Il processo di svuotamento è lungo, data quasi mezzo secolo, e non è un fenomeno soltanto italiano, anche se in Italia ha assunto forme di particolare gravità. Perché in Italia il sistema rimasto senza politica è venuto giù su tutti gli altri versanti, a partire da quello economico, per finire a quello culturale. E oggi che il tema centrale di ogni paese è la ricostruzione dello stato nazionale, nel contesto dell’Europa, l’Italia arriva in condizione di straordinaria fragilità.

Le risposte cercate finora si sono rivelate tutte deboli. Debole l’idea di partiti senza potere, come in fondo hanno predicato il Movimento 5 stelle e i sovranisti di ogni fattura. Debole anche l’idea che ha fatto da sfondo al governo Draghi, il premier senza partito, con i partiti che all'inizio della campagna elettorale hanno provato ad agitare una sua presunta agenda, senza poterla davvero rivendicare. La crisi di rappresentanza si abbatte così sul governo, la questione democratica inceppa il meccanismo delle decisioni. Senza la ricostruzione della politica non si riempie il vuoto.
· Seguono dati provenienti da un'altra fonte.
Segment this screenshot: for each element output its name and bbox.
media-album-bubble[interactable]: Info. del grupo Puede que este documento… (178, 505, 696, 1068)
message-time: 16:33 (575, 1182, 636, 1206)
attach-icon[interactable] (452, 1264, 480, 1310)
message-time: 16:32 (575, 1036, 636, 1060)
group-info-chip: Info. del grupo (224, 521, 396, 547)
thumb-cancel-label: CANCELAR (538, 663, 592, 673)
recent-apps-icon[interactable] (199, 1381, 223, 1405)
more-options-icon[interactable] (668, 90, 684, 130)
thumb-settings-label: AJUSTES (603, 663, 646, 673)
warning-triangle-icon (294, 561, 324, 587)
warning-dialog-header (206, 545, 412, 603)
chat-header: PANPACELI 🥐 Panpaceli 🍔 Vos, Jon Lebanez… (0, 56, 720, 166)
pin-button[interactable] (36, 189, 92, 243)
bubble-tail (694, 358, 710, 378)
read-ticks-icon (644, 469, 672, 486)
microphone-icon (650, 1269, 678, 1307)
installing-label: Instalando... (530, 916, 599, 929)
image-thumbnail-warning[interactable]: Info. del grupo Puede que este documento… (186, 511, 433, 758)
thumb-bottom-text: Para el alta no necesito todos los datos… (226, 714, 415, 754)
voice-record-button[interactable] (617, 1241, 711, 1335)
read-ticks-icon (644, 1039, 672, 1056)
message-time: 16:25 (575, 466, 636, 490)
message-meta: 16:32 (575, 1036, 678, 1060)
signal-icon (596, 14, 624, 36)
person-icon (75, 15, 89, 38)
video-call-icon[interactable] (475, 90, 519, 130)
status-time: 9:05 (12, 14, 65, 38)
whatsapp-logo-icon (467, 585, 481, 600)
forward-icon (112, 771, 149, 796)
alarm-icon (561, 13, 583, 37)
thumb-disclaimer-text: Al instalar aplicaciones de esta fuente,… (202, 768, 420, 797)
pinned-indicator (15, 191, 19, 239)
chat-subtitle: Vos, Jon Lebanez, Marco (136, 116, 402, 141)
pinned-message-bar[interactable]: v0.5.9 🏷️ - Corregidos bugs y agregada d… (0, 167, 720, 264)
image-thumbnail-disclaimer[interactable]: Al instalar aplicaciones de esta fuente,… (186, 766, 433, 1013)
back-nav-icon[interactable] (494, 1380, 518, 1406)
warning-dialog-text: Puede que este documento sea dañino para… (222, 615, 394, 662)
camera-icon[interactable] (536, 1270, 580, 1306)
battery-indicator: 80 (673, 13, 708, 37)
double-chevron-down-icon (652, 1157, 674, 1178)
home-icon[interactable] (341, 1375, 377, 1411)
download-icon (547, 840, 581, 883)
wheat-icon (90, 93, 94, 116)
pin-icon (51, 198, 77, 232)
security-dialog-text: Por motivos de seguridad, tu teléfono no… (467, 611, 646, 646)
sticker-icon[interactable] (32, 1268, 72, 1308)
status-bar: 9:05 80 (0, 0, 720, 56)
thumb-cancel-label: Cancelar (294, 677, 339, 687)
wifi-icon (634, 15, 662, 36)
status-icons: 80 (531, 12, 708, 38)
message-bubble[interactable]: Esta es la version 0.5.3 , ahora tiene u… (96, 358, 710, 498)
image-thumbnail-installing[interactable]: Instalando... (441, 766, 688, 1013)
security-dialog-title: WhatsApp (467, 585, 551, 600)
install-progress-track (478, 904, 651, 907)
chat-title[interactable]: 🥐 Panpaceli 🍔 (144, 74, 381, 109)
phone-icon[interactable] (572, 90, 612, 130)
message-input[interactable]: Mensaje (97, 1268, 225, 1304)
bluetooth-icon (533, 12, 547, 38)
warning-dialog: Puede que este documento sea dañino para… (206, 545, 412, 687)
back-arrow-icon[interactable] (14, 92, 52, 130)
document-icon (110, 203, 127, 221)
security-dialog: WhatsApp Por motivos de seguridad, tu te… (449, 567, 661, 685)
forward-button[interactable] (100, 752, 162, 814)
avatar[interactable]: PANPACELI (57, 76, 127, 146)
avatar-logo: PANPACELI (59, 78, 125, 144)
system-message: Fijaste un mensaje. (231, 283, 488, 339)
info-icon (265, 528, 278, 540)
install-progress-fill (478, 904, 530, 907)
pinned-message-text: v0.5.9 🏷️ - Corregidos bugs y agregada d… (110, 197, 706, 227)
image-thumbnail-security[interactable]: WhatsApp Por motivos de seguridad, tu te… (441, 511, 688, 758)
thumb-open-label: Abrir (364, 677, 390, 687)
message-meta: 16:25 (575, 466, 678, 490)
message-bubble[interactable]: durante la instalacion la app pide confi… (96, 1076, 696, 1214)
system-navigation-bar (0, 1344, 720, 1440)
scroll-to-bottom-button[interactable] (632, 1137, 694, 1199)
La campagna elettorale non solo non ha indicato soluzioni, se non il presidenzialismo agitato dal centrodestra che allargherebbe il vuoto anziché colmarlo. I dibattiti, i faccia a faccia, la propaganda scivolano via, fino alla domenica del voto, con ricette consumate, programmi composti in laboratorio, perfino il riferimento ai problemi reali (le bollette) diventa manierista perché è un modo per non fare i conti con l'assenza di visione.

È stata la campagna elettorale del Vuoto, il Vuoto sarà il vincitore, al di là della fuga degli elettori dalle urne. Il «solito settembre che si scioglie». Poi dovrà tornare la Politica.